We both got up early this morning, and enjoyed a fine buffet breakfast in the hotel. They make their coffee strong, just the way I like it, and the bread choices were excellent. I remember “French bread” from the last time I was in Vietnam, and I tried a few other varieties of muffins and pastries. Laura went for a slice of something she described as what a twinkie would be if it was freshly made, a light cake with fresh whipped cream.
I saw the same traffic as Laura, but saw calm as much as chaos. The thing that impressed me was the relatively sedate pace. They kept moving with a purpose, but there were no angry gestures or verbal comments of any kind, no speeding away from a congested spot. Even the horns were handled with tact, more friendly beep (hey, I’m here, you know), than get-out-of-my-way, I’ve-got-somewhere-I-need-to-be. Laura mentioned this morning that you don’t see any vehicles with body damage either.

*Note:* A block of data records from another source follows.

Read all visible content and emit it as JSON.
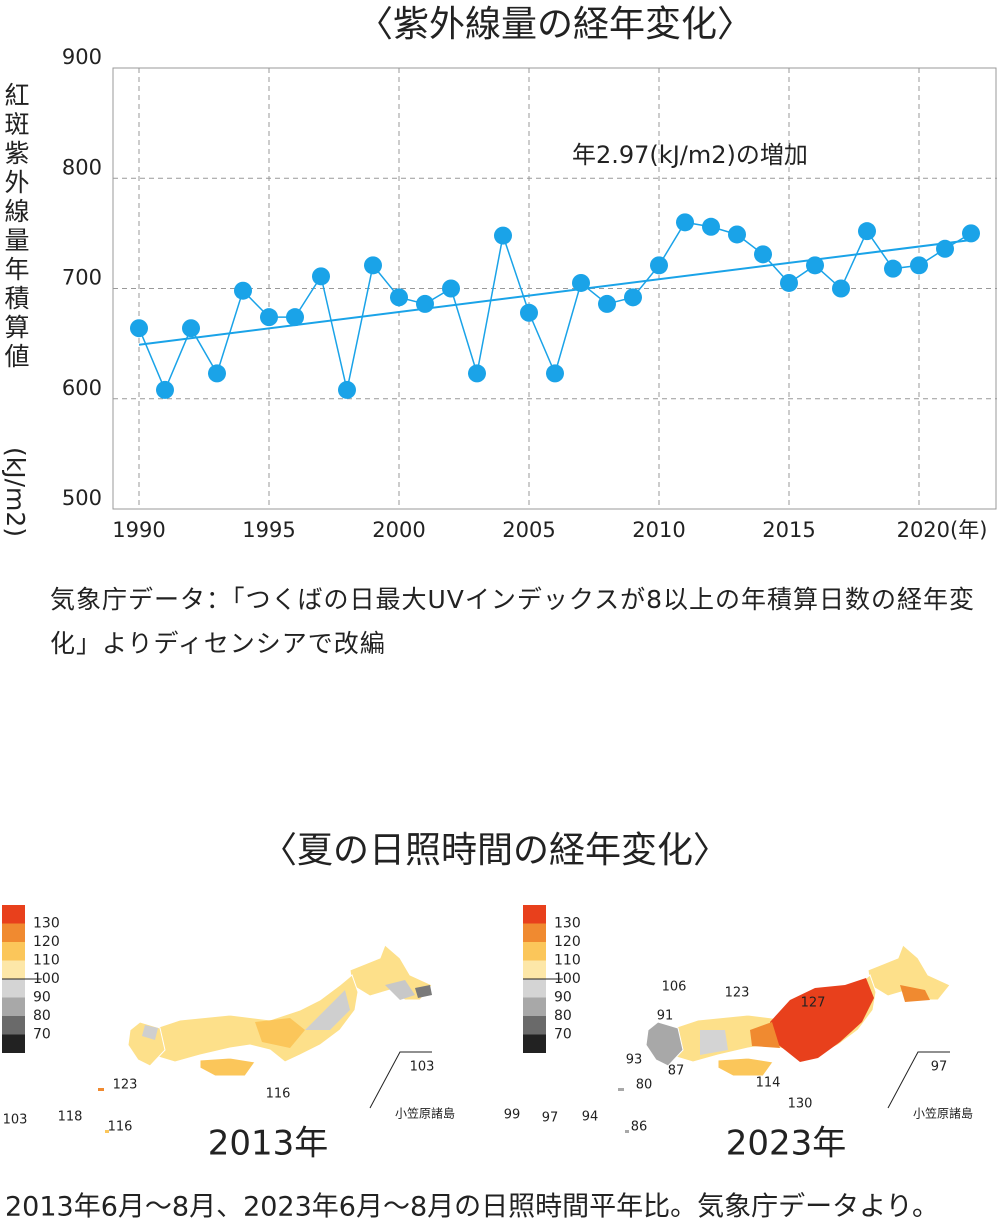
{
  "chart_data": {
    "type": "line",
    "title": "〈紫外線量の経年変化〉",
    "ylabel": "紅斑紫外線量年積算値",
    "yunit": "(kJ/m2)",
    "annotation": "年2.97(kJ/m2)の増加",
    "x": [
      1990,
      1991,
      1992,
      1993,
      1994,
      1995,
      1996,
      1997,
      1998,
      1999,
      2000,
      2001,
      2002,
      2003,
      2004,
      2005,
      2006,
      2007,
      2008,
      2009,
      2010,
      2011,
      2012,
      2013,
      2014,
      2015,
      2016,
      2017,
      2018,
      2019,
      2020,
      2021,
      2022
    ],
    "series": [
      {
        "color": "#1aa3e8",
        "values": [
          664,
          608,
          664,
          623,
          698,
          674,
          674,
          711,
          608,
          721,
          692,
          686,
          700,
          623,
          748,
          678,
          623,
          705,
          686,
          692,
          721,
          760,
          756,
          749,
          731,
          705,
          721,
          700,
          752,
          718,
          721,
          736,
          750
        ]
      }
    ],
    "trend": {
      "x": [
        1990,
        2022
      ],
      "values": [
        649,
        744
      ]
    },
    "xlim": [
      1989,
      2023
    ],
    "ylim": [
      500,
      900
    ],
    "xticks": [
      1990,
      1995,
      2000,
      2005,
      2010,
      2015,
      {
        "value": 2020,
        "label": "2020(年)"
      }
    ],
    "yticks": [
      500,
      600,
      700,
      800,
      900
    ],
    "grid": true
  },
  "source": "気象庁データ：「つくばの日最大UVインデックスが8以上の年積算日数の経年変化」よりディセンシアで改編",
  "maps_title": "〈夏の日照時間の経年変化〉",
  "legend": {
    "labels": [
      130,
      120,
      110,
      100,
      90,
      80,
      70
    ],
    "colors": [
      "#e8401c",
      "#f08a30",
      "#fbc65a",
      "#fde7a8",
      "#d4d4d4",
      "#a8a8a8",
      "#6a6a6a",
      "#222222"
    ]
  },
  "maps": [
    {
      "caption": "2013年",
      "labels": [
        103,
        118,
        116,
        123,
        116,
        103
      ],
      "islands": "小笠原諸島"
    },
    {
      "caption": "2023年",
      "labels": [
        106,
        123,
        127,
        91,
        93,
        87,
        80,
        114,
        130,
        99,
        97,
        94,
        86,
        97
      ],
      "islands": "小笠原諸島"
    }
  ],
  "footnote": "2013年6月〜8月、2023年6月〜8月の日照時間平年比。気象庁データより。"
}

She was a good sport and we went through the military museum. I was prepared to be impressed by a bicycle that was used to carry 700 pound loads of materials to the south, but have to wonder how someone could manage that. Their path wasn’t a paved road on level terrain after all. It was a single speed, steel framed bike that was reinforced with bamboo, and still looked kind of fragile. Ok, someone else would be impressed with the Russian and American jets, but that bike impressed me, and the guy who rode it, even more.